The locale module is implemented on top of the _locale module, which in turn uses an ANSI C locale implementation if available.
tkinter
The tkinter package (“Tk interface”) is the standard Python interface to the Tk GUI toolkit. Both Tk and tkinter are available on most Unix platforms, as well as on Windows systems. (Tk itself is not part of Python; it is maintained at ActiveState.)
Running python -m tkinter from the command line should open a window demonstrating a simple Tk interface, letting you know that tkinter is properly installed on your system, and also showing what version of Tcl/Tk is installed, so you can read the Tcl/Tk documentation specific to that version.
pydoc
The pydoc module automatically generates documentation from Python modules. The documentation can be presented as pages of text on the console, served to a Web browser, or saved to HTML files.
pdb
The module pdb defines an interactive source code debugger for Python programs. It supports setting (conditional) breakpoints and single stepping at the source line level, inspection of stack frames, source code listing, and evaluation of arbitrary Python code in the context of any stack frame. It also supports post-mortem debugging and can be called under program control.
The debugger is extensible – it is actually defined as the class Pdb. This is currently undocumented but easily understood by reading the source. The extension interface uses the modules bdb and cmd.

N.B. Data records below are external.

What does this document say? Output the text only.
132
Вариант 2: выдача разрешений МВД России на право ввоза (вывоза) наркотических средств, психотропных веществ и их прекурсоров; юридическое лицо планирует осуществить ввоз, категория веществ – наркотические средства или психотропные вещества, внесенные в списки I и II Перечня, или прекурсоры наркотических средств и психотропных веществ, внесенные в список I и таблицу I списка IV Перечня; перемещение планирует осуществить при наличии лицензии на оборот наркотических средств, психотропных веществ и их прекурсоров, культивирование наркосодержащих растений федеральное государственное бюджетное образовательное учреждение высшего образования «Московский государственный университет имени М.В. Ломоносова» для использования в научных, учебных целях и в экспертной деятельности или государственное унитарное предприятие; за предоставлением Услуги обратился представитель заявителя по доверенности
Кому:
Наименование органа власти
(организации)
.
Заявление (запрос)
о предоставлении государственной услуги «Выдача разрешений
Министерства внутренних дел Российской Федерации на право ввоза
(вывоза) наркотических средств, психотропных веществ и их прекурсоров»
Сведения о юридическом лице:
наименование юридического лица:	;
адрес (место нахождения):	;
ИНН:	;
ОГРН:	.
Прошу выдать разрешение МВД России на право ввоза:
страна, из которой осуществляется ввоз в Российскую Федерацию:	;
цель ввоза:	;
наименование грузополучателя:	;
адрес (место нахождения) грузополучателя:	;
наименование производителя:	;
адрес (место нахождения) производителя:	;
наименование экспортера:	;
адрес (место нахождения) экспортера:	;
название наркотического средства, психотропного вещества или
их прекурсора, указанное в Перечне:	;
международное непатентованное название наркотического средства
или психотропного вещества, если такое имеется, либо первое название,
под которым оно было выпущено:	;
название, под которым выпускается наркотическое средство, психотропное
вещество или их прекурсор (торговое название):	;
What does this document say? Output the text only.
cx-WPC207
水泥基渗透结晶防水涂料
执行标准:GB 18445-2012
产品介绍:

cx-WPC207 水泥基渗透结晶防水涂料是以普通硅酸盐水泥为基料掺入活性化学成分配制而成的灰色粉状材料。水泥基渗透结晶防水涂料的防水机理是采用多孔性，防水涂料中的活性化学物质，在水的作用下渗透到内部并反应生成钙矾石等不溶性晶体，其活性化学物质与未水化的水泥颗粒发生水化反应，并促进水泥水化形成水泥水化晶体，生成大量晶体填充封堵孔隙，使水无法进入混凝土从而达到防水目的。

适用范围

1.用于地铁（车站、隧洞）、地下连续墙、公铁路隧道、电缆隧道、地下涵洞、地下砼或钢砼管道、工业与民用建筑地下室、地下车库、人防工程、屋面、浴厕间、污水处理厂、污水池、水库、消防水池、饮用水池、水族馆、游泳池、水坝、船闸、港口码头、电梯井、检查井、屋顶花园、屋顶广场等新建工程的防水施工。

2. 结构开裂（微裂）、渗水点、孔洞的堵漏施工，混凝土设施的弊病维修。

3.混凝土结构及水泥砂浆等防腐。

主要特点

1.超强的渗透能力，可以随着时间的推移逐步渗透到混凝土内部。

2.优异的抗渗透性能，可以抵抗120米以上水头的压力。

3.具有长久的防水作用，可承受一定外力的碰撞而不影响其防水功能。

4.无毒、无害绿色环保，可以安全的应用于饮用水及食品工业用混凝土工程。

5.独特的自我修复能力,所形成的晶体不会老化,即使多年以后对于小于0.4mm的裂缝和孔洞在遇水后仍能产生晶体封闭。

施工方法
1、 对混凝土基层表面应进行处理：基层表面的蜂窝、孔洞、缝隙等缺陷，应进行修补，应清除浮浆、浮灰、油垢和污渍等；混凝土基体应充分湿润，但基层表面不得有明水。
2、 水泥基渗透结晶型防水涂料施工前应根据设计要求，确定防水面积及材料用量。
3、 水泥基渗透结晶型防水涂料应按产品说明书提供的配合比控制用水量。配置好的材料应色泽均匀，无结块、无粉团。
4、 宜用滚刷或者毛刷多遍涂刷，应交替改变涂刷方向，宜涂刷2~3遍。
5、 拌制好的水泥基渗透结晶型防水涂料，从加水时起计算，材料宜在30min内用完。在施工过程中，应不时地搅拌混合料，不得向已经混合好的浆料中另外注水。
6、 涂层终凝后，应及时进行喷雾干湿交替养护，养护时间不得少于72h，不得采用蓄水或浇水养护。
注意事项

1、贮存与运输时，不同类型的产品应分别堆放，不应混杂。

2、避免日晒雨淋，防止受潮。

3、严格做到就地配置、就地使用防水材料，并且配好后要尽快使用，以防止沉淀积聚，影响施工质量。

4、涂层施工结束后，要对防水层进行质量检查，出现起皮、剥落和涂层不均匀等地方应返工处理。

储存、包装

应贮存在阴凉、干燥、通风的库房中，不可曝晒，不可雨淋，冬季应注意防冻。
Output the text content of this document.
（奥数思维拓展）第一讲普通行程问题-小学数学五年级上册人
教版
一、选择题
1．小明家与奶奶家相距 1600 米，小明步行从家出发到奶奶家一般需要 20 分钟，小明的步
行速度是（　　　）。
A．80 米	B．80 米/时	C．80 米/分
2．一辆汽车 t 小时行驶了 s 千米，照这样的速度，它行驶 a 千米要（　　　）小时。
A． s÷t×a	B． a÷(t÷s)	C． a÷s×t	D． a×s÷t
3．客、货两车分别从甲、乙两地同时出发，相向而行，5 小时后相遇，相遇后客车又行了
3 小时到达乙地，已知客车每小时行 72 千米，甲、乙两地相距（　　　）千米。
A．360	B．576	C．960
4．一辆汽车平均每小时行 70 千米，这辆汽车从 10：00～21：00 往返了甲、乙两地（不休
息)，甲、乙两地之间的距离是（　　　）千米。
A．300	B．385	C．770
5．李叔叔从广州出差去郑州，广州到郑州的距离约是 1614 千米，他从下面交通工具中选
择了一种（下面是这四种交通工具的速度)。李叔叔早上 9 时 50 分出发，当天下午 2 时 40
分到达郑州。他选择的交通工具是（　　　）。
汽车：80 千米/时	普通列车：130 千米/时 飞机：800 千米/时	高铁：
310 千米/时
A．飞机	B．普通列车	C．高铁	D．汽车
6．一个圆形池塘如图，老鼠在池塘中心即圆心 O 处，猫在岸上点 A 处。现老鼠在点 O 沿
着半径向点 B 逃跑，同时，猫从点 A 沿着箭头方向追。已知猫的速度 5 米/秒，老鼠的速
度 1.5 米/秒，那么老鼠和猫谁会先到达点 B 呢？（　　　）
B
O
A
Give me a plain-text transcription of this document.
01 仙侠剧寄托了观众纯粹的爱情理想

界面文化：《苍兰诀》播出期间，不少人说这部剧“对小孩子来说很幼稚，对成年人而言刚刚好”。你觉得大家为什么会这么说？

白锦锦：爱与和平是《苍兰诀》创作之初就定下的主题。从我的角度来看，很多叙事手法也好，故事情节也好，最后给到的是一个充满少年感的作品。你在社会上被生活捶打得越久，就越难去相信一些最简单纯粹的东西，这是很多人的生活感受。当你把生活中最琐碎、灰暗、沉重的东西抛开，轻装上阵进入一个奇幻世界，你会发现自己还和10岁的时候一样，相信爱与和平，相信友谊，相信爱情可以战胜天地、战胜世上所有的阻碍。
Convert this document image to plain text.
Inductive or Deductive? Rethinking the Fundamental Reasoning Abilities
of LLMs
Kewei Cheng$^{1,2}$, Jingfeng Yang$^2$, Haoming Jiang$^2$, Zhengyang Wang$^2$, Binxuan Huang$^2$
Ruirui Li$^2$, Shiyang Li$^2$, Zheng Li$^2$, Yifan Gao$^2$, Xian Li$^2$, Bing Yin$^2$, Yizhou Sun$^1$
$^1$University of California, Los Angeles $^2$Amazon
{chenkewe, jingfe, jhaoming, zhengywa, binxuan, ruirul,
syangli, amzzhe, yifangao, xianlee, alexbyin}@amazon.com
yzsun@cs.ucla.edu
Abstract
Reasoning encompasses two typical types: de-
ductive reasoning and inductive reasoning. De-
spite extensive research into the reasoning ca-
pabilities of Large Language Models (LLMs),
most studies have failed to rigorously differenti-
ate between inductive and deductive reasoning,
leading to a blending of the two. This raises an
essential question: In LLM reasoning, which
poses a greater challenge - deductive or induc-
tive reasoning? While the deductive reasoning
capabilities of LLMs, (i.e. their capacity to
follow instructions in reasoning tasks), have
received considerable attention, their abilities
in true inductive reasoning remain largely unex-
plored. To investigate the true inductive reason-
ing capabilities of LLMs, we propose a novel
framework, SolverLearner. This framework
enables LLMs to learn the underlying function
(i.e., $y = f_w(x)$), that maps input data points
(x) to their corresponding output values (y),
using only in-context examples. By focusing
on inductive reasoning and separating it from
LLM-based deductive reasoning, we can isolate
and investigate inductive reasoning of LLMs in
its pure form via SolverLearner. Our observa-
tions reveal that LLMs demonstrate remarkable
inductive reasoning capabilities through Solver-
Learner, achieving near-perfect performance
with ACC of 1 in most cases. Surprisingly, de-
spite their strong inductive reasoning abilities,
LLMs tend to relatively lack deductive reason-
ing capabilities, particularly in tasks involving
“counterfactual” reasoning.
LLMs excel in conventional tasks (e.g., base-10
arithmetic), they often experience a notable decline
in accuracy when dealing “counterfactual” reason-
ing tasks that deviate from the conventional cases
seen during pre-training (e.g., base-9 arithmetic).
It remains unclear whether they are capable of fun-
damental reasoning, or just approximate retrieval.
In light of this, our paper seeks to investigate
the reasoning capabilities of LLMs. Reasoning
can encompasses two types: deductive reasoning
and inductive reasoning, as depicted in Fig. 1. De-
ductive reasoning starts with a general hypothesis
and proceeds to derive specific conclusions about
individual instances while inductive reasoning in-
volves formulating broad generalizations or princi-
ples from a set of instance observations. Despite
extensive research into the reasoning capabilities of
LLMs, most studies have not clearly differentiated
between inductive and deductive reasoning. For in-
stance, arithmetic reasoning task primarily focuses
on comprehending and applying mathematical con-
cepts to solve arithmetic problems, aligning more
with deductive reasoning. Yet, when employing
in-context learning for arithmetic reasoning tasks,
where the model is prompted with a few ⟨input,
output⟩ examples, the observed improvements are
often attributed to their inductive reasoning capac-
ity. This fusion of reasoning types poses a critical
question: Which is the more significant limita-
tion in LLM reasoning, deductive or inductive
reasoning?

The debugger’s prompt is (Pdb).
distutils
The distutils package provides support for building and installing additional modules into a Python installation. The new modules may be either 100%-pure Python, or may be extension modules written in C, or may be collections of Python packages which include modules coded in both Python and C.
sys
This module provides access to some variables used or maintained by the interpreter and to functions that interact strongly with the interpreter. It is always available.
contextlib
This module provides utilities for common tasks involving the with statement. For more information see also Context Manager Types and With Statement Context Managers.
inspect
The inspect module provides several useful functions to help get information about live objects such as modules, classes, methods, functions, tracebacks, frame objects, and code objects. For example, it can help you examine the contents of a class, retrieve the source code of a method, extract and format the argument list for a function, or get all the information you need to display a detailed traceback.
There are four main kinds of services provided by this module: type checking, getting source code, inspecting classes and functions, and examining the interpreter stack.
importlib
The purpose of the importlib package is two-fold. One is to provide the implementation of the import statement (and thus, by extension, the import() function) in Python source code. This provides an implementation of import which is portable to any Python interpreter. This also provides an implementation which is easier to comprehend than one implemented in a programming language other than Python.
Two, the components to implement import are exposed in this package, making it easier for users to create their own custom objects (known generically as an importer) to participate in the import process.